Qu'on a sculpté dans un marbre
D'un ocre veiné de sang,
Qui ressemble aux feuilles d'arbre
De l'automne finissant.

Mais déjà tu peux à l'ombre,
Des pins hauts et des cyprès,
Avant que la feuille tombe
Des cimes de la forêt,

Venir boire à la fontaine
Où ta bouche jette une eau
Fraîche, pure, égale et saine
A puiser quand il fait chaud.

Et tu verras dans la vasque
Te sourire, en son reflet,
D'un sourire vrai, le masque
De ce Faune que tu es!

LE SOUVENIR

Qu'un autre, en arrivant au soir de son destin,
Voie au fond de sa vie, éclatant et hautain,
Celui qu'il fut jadis et dont le pas sonore
Sur la route parvient à son oreille encore
Et dont il se rappelle avoir vécu les jours.
La gloire a couronné son front heureux.

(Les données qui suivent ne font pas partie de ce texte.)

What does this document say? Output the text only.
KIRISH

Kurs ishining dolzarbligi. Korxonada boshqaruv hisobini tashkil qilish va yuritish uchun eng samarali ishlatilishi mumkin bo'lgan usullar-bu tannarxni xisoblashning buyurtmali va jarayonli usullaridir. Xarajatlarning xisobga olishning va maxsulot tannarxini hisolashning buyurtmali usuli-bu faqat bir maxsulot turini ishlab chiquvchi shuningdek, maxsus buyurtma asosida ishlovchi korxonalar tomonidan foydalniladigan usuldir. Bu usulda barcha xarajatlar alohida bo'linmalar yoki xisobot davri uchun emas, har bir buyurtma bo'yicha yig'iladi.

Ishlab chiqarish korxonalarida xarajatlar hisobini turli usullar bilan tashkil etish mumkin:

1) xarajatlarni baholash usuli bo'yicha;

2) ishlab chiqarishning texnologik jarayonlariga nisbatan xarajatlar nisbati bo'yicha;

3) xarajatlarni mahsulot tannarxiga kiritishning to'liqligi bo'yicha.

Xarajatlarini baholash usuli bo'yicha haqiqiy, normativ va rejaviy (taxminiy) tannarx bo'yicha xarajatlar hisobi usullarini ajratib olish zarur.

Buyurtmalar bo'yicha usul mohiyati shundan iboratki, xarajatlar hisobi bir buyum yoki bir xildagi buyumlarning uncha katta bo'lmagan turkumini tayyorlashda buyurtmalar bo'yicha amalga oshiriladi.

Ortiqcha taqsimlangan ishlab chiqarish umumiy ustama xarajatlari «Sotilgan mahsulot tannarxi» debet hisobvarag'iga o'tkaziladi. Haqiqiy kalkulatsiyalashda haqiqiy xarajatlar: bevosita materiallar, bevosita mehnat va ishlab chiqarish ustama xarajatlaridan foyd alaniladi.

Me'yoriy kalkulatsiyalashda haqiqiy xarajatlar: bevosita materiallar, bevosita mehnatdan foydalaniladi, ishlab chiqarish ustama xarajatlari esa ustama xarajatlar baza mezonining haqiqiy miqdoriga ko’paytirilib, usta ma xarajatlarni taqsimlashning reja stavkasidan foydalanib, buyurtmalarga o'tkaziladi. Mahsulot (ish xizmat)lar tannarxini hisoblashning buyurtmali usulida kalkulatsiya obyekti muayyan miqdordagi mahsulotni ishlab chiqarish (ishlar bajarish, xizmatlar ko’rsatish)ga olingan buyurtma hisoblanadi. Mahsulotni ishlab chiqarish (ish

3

L'amour
Au laurier toujours vert mêle son myrte sombre
Qui parfume la nuit et qui sent bon dans l'ombre;
La Fortune riante et qui lève un flambeau,
En riant, l'a tiré par le pan du manteau;
La toile s'est changée en pourpre à son épaule;
Les abeilles, au creux de la ruche et du saule,
Ont toujours eu pour lui quelque miel réservé.
Ce qu'il fut est si beau qu'il peut l'avoir rêvé
Et dans son souvenir, il s'apparaît pareil
A quelqu'un qui marcha longtemps dans le soleil
Et qu'au seuil de la nuit accueilleraient encor
Des torches de lumière et des trompettes d'or!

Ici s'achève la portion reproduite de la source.